Many oilfields in southern Mexico produce from naturally fractured carbonate reservoirs with a high water cut. The majority of the remaining reserves are in the formation matrix. The objective when stimulating these wells is to connect the formation matrix with existing fractures. However, in some cases, the water-oil contact is close to the producing interval and the salinity of the water is more than 350,000 ppm. This results in rapid scaling and loss of production. The time for the scale to plug the well is a function of the volume of water produced.

The challenge in these wells is not only to selectively divert the treating fluid away from the natural fissures/fractures—thief zones—invaded with water, but also to reduce water production from the natural fractures and fissures after the treatment. To treat the formation matrix, the diverter fluid must reduce the high permeability of the water-saturated intervals without impairing the permeability of the oil-producing intervals.

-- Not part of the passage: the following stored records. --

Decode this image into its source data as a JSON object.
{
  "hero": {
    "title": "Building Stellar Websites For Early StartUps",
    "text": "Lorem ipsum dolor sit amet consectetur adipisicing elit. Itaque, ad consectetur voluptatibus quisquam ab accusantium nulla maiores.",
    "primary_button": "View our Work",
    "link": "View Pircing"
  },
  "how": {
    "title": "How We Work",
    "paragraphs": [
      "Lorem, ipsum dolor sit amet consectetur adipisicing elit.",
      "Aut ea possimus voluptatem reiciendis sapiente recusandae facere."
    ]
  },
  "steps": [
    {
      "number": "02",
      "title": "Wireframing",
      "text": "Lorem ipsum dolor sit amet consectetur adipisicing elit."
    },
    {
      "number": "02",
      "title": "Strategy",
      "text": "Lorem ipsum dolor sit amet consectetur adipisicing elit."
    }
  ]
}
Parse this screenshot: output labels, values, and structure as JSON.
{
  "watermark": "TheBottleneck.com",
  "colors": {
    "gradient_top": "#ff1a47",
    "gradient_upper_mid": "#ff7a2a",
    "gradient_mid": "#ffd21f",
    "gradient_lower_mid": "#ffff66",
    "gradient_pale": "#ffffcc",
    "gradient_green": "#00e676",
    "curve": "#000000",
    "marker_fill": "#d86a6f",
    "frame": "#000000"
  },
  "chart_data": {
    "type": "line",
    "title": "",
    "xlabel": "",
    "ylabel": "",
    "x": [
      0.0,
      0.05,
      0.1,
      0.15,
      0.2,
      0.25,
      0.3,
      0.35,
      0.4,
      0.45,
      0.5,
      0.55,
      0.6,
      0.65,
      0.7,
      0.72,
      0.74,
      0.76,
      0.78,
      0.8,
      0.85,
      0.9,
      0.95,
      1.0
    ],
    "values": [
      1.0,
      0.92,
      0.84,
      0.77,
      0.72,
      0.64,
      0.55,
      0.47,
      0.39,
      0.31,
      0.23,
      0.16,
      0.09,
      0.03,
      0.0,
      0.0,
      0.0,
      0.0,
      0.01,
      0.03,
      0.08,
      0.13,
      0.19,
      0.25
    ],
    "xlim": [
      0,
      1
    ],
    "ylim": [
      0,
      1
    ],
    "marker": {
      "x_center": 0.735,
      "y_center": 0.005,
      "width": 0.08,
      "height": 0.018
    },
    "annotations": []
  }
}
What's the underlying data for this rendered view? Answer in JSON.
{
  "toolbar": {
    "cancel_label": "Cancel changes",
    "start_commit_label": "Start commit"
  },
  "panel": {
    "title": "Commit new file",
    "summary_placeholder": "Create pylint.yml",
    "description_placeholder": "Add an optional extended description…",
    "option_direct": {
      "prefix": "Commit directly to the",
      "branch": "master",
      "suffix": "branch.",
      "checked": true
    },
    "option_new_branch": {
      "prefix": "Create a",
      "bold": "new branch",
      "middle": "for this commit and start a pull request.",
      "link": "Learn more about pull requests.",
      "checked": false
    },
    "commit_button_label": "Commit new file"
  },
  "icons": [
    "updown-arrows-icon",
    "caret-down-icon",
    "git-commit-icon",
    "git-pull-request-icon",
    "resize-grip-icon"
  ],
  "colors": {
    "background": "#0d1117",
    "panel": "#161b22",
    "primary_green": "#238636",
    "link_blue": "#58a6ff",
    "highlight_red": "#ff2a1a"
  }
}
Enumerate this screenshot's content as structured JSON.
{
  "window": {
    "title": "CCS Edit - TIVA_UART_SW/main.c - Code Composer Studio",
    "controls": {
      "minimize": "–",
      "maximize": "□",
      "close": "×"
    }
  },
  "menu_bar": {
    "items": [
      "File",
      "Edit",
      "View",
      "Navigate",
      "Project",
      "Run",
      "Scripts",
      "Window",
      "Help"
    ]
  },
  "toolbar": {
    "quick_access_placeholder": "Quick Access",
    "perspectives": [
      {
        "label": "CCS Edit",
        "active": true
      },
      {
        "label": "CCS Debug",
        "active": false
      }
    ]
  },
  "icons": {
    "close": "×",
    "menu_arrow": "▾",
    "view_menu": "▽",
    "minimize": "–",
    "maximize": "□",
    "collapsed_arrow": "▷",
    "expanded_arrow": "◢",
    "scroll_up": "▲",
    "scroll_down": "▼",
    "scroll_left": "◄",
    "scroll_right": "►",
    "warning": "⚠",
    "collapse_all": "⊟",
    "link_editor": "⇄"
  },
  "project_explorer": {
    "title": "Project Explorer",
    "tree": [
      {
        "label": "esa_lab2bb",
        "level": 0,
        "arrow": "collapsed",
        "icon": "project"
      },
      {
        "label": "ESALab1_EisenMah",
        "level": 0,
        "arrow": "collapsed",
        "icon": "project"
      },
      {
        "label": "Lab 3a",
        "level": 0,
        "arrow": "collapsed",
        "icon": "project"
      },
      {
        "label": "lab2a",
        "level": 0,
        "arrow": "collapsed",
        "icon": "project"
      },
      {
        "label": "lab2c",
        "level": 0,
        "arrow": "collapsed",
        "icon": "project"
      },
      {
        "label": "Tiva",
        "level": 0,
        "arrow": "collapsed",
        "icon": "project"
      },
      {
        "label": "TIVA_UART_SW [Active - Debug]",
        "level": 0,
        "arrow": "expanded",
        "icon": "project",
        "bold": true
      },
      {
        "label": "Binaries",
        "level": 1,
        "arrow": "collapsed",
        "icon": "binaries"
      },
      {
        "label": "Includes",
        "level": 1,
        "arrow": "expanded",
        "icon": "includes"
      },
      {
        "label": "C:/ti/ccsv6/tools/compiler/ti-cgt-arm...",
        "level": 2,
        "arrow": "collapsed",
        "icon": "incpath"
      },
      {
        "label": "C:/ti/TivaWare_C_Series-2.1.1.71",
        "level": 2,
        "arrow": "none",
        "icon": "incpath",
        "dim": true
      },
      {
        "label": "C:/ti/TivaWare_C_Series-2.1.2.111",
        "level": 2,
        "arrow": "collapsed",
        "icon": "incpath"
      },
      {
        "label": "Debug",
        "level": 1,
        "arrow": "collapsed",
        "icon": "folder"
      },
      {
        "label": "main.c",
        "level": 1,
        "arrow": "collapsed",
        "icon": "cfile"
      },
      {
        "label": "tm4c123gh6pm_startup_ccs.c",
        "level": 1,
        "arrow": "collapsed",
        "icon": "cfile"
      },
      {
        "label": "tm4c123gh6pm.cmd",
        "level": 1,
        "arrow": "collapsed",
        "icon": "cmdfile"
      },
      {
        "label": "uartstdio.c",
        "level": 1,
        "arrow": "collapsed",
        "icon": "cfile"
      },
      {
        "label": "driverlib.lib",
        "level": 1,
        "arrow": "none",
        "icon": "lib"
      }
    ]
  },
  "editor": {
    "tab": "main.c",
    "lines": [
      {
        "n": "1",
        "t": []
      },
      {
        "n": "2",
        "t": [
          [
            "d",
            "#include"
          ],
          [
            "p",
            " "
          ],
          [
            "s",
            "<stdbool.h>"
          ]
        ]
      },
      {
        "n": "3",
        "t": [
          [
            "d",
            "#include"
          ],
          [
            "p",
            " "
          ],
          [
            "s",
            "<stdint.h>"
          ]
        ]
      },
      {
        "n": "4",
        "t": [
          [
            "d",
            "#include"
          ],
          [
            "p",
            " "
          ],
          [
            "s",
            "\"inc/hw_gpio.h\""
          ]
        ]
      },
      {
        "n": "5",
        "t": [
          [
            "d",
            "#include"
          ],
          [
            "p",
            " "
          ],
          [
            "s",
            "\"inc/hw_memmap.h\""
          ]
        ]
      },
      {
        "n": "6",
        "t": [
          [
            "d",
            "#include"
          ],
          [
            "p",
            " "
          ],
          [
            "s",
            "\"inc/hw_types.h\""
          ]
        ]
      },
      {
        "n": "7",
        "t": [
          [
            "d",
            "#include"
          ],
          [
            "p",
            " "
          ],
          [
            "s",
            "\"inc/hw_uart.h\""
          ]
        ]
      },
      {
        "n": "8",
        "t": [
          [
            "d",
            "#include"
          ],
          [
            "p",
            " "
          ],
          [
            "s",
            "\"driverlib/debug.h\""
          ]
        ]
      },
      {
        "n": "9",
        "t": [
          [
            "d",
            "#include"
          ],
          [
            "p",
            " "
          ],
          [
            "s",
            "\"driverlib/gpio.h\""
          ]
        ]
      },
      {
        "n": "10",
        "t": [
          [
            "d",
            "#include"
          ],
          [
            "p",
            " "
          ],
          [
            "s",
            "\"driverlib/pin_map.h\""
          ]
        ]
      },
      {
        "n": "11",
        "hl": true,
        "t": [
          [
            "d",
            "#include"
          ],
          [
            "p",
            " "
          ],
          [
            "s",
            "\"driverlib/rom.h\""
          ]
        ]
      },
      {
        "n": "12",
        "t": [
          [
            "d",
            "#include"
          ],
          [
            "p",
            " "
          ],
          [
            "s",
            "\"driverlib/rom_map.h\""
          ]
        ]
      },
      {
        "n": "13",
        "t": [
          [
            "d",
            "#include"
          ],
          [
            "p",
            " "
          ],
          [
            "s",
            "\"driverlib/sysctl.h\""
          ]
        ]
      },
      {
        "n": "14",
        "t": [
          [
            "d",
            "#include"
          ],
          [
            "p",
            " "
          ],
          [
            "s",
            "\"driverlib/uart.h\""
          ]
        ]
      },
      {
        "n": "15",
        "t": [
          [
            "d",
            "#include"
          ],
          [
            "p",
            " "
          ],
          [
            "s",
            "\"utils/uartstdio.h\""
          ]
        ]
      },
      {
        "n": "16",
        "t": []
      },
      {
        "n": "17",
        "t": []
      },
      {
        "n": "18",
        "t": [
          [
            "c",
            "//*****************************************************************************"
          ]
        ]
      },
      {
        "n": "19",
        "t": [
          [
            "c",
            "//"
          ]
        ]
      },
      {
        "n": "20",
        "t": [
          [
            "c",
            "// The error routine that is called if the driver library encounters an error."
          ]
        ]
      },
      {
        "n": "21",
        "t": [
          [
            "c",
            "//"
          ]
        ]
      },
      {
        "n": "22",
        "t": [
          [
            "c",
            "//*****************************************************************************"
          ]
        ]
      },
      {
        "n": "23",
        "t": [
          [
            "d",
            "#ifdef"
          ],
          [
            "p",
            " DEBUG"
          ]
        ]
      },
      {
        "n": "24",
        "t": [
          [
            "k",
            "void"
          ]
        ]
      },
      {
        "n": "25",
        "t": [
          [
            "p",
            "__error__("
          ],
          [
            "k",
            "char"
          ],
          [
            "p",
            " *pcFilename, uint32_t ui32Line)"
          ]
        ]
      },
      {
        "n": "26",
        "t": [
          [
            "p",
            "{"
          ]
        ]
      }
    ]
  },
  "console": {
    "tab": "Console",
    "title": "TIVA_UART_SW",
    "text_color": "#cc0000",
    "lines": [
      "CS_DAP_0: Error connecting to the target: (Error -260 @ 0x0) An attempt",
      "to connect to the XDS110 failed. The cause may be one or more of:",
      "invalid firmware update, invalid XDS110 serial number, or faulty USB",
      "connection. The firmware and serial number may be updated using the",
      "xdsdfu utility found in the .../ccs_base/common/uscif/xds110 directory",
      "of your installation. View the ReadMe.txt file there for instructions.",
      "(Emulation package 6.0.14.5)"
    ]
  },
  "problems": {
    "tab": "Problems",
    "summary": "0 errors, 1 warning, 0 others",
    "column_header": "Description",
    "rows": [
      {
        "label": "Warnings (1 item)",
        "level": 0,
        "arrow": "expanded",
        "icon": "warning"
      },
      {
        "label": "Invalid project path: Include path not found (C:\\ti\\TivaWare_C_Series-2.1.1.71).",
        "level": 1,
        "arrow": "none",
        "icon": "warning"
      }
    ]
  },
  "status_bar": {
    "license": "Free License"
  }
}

Historically, in southern Mexico, viscoelastic surfactants have been used as main diverter for acidizing treatments. However, these systems have been successfully implemented in other applications. The surfactant also acts as a disproportionate permeability modifier (DPM) as the water cut is reduced after the treatments. The water cut of wells stimulated with treatments including the surfactant-based diverter remains below 10%, and the wells typically produce over 1,000 BOPD for more than 200 days before the scale has to be removed. The water cut of wells treated conventionally in the same field is typically above 60%, and the wells produce for fewer than 50 days after being treated before plugging with scale. The ability of the solids-free surfactant-based diverter to limit water production has made possible developing a field that previously was considered uneconomic due to the saline precipitation into the formation.